Falta completar el puzle, imaginando el futuro desde aquellas otras fuerzas que no nos gustan y que forman parte del acervo activo que hoy recalienta la política, ocupa la prensa y circula en los imaginarios colectivos. La globalización capitalista (con sus desequilibrios y riesgos en todos los frentes), la pandemia, el estallido social, el conflicto de clases y la crisis de la política componen el clima para la tormenta perfecta. El plebiscito, con su elocuente resultado, puede operar como fuelle o como filo. El fuelle implica amortiguadores para los conflictos, el descenso de la violencia, una nueva cultura deliberativa para enriquecer la democracia y apertura para pensar el futuro con menos ortodoxias y preconceptos. El filo sugiere una asamblea capturada por confrontaciones que no encuentran mediación, el eterno retorno de la concentración del poder en las élites políticas y económicas, y todo esto en tiempos del ajuste fiscal pospandemia, con el más alto desempleo y la mayor vulnerabilidad social vista en mucho tiempo. Desenlace posible: la recurrencia de las violencias (insisto en el plural) como recurso para imponer el orden o impugnarlo, el dominio de unos o la resistencia de otros, la invisibilización o la visibilización, la preservación o el cuestionamiento de intereses de clase, la necesidad de expresar o la voluntad de acallar, la transgresión de la ley o sus usos espurios, la ausencia de Estado o su errática presencia.

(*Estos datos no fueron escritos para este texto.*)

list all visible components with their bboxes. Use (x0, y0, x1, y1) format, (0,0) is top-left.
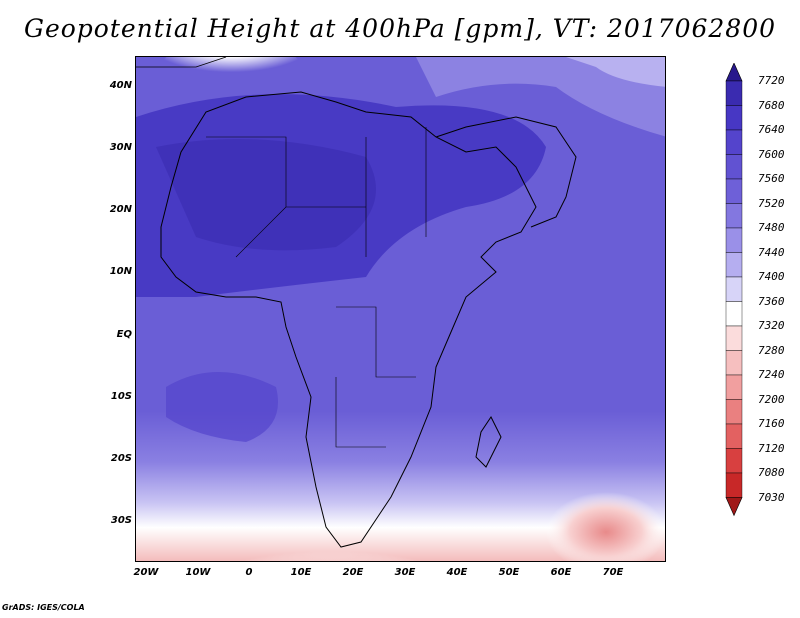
colorbar-level-label: 7030 (758, 490, 785, 504)
map-plot-area (135, 56, 666, 562)
colorbar-level-label: 7560 (758, 172, 785, 185)
lon-label-10e: 10E (290, 567, 312, 578)
lat-label-30s: 30S (110, 515, 132, 526)
colorbar (724, 62, 744, 561)
colorbar-swatch (725, 154, 743, 180)
lat-label-20n: 20N (109, 204, 132, 215)
colorbar-level-label: 7600 (758, 147, 785, 161)
colorbar-level-label: 7280 (758, 343, 785, 357)
colorbar-swatch (725, 203, 743, 229)
colorbar-swatches (725, 62, 743, 517)
lon-label-40e: 40E (446, 567, 468, 578)
colorbar-swatch (725, 325, 743, 351)
colorbar-top-arrow (725, 62, 743, 82)
colorbar-swatch (725, 448, 743, 474)
lat-label-30n: 30N (109, 142, 132, 153)
colorbar-level-label: 7680 (758, 98, 785, 112)
lon-label-0: 0 (245, 567, 253, 578)
colorbar-level-label: 7640 (758, 123, 785, 136)
colorbar-swatch (725, 423, 743, 449)
colorbar-swatch (725, 276, 743, 302)
colorbar-level-label: 7400 (758, 270, 785, 283)
colorbar-level-label: 7440 (758, 245, 785, 259)
colorbar-swatch (725, 472, 743, 498)
lon-label-50e: 50E (498, 567, 520, 578)
colorbar-swatch (725, 105, 743, 131)
colorbar-swatch (725, 301, 743, 327)
colorbar-swatch (725, 374, 743, 400)
colorbar-level-label: 7160 (758, 417, 785, 430)
colorbar-swatch (725, 252, 743, 278)
lon-label-10w: 10W (185, 567, 211, 578)
lon-label-20e: 20E (342, 567, 364, 578)
lon-label-30e: 30E (394, 567, 416, 578)
lat-label-10s: 10S (110, 391, 132, 402)
colorbar-level-label: 7520 (758, 196, 785, 210)
map-field (136, 57, 665, 561)
colorbar-level-label: 7240 (758, 368, 785, 381)
colorbar-level-label: 7200 (758, 392, 785, 406)
lat-label-40n: 40N (109, 80, 132, 91)
colorbar-swatch (725, 80, 743, 106)
colorbar-level-label: 7360 (758, 294, 785, 308)
lon-label-20w: 20W (133, 567, 159, 578)
lat-label-eq: EQ (116, 329, 132, 340)
colorbar-level-label: 7080 (758, 466, 785, 479)
colorbar-bottom-arrow (725, 497, 743, 517)
colorbar-swatch (725, 227, 743, 253)
lat-label-10n: 10N (109, 266, 132, 277)
lon-label-70e: 70E (602, 567, 624, 578)
lat-label-20s: 20S (110, 453, 132, 464)
lon-label-60e: 60E (550, 567, 572, 578)
colorbar-level-label: 7480 (758, 221, 785, 234)
colorbar-swatch (725, 129, 743, 155)
colorbar-level-label: 7720 (758, 74, 785, 87)
colorbar-swatch (725, 399, 743, 425)
map-title: Geopotential Height at 400hPa [gpm], VT:… (23, 14, 777, 43)
credit-text: GrADS: IGES/COLA (2, 603, 85, 612)
colorbar-swatch (725, 350, 743, 376)
colorbar-level-label: 7320 (758, 319, 785, 332)
colorbar-level-label: 7120 (758, 441, 785, 455)
colorbar-swatch (725, 178, 743, 204)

Quiero terminar con dos consideraciones. La primera es que Chile vivió, en un solo año, una intensidad histórica inédita: estallido social, pandemia y plebiscito. Las elecciones del domingo 25 de octubre ocurrieron a un año de la manifestación pública más grande de la historia del país. El estallido tuvo el triple efecto de exponer el descontento social, amalgamar una profusión muy diversa de demandas frustradas y forjar una nueva cultura de resistencia y protesta al calor mismo del estallido. La pandemia obligó, en sentido contrario, a un nivel de reclusión y disciplinamiento social sin precedentes en la memoria de quienes estamos vivos. El plebiscito implica, por un lado, la descompresión del mundo respecto de la pandemia y por el otro, la canalización de las energías desatadas por el estallido. En ese cruce vivimos y desde allí imaginamos mucho de lo que viene.
Aún así, a la luz del estallido, del descentramiento político que provocó y de la conquista simbólica que implica ponerle fin, por goleada, a la Constitución consagrada en dictadura, no puedo dejar de imaginar un Chile distinto en esta cita a ciegas con el futuro. Un país más conectado al deseo colectivo y sus imprevisibles modulaciones, más empático ante la fragilidad del día a día, más exigente en políticas redistributivas, con más ganas de encontrarse que de encapsularse, sabiendo que no siempre las cuentas cuadran cuando cuentan lo que debieran contar.
Cierto: la imaginación sigue siendo un potro indomable que trepida en el establo. No hay ecuación perfecta entre deseo, fobia y principio de realidad.